Current Treatment Options in Gastroenterology

, Volume 8, Issue 4, pp 311–318

Bloating and intestinal gas

Authors

  • Michael P. Jones
    • Division of GastroenterologyNorthwestern University Feinberg School of Medicine
Article

DOI: 10.1007/s11938-005-0024-x

Cite this article as:
Jones, M.P. Curr Treat Options Gastro (2005) 8: 311. doi:10.1007/s11938-005-0024-x

Opinion statement

The most common symptoms associated with intestinal gas are eructation, flatulence, abdominal bloating, and distention.
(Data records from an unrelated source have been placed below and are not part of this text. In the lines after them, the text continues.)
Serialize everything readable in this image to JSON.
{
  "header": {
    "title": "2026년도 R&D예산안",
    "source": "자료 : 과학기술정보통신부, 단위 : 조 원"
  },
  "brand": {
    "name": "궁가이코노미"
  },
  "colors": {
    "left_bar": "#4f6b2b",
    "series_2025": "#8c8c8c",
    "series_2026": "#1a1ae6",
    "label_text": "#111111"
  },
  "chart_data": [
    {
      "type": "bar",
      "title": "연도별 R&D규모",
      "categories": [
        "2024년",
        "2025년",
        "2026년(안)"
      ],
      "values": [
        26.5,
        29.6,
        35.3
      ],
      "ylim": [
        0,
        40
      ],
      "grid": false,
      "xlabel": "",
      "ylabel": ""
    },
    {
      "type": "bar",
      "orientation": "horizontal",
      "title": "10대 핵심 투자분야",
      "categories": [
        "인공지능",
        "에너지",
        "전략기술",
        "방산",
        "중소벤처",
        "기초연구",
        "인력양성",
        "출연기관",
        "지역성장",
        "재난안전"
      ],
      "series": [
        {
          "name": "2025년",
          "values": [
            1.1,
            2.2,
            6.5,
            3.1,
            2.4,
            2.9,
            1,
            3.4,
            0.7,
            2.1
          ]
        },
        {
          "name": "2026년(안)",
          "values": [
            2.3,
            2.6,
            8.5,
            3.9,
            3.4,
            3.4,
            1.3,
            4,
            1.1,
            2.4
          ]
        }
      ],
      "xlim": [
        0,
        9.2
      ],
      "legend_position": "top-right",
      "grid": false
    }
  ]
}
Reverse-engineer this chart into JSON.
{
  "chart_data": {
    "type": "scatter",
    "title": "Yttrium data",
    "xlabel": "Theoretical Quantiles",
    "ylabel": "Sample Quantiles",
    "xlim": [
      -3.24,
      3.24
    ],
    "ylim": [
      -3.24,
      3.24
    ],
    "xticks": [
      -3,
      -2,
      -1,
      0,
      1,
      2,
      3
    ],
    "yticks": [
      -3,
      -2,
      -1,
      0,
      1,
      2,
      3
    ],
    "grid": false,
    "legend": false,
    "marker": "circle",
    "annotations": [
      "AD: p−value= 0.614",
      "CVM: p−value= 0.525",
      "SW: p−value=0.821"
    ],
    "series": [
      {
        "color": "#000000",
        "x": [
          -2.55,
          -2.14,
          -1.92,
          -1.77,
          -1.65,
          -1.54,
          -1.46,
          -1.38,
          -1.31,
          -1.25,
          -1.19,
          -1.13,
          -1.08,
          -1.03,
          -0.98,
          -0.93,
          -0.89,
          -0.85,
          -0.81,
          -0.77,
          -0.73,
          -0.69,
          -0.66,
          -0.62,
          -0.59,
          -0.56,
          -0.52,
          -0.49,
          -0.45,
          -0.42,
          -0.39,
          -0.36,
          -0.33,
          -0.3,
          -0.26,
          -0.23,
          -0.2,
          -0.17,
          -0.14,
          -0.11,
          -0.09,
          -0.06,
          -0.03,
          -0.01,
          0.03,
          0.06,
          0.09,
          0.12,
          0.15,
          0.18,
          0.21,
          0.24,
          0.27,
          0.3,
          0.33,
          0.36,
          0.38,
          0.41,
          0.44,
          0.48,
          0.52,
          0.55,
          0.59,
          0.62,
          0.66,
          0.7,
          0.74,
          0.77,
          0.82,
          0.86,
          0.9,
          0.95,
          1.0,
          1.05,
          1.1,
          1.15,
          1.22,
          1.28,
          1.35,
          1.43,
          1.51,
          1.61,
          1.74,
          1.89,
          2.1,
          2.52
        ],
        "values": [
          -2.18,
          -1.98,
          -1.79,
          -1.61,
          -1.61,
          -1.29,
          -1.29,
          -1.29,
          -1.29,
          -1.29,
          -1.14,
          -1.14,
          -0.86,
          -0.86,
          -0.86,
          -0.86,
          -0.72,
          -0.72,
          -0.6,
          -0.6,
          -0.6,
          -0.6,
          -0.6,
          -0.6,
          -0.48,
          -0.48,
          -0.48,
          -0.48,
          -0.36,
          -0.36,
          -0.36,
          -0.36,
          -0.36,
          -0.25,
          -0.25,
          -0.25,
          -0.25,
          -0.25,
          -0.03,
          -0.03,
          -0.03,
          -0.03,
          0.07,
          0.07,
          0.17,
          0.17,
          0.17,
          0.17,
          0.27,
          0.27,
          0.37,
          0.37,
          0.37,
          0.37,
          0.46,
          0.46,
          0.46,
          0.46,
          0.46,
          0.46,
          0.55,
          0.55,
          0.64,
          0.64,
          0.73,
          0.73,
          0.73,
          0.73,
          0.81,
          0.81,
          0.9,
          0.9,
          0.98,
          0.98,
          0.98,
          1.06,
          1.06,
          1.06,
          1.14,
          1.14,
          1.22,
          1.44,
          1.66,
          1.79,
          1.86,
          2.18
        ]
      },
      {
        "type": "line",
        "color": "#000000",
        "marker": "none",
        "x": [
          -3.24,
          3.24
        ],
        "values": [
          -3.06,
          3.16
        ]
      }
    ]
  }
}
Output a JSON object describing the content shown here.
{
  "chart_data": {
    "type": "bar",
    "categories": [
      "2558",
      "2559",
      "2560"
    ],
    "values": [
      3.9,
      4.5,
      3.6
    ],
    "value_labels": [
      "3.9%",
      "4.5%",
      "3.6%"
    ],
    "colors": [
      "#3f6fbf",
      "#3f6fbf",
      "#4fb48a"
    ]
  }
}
Aerophagia is an uncommon cause of eructation in which repetitive air swallowing results in belching, abdominal distention, and increased flatus. Few therapies have been shown to be effective in treating these symptoms. Eructation can be treated by decreasing excessive air swallowing. Occasionally, behavioral therapy and psychotherapy are employed. Bloating, distention, and other gas-related symptoms are common in functional gastrointestinal disorders; however, their pathophysiology is poorly understood. Additionally, evidence supporting the use of various available therapies in treating gas-related symptoms is either absent or poor. Dietary therapy may be effective in patients with excessive gas production. Excessive gas production, identified by increased flatus, may benefit from a low-carbohydrate diet. Many patients with gas-related symptoms have normal gas production but may have either impaired gas transport or transit through the gut or visceral hypersensitivity. Few studies have addressed the treatment of impaired gas transport.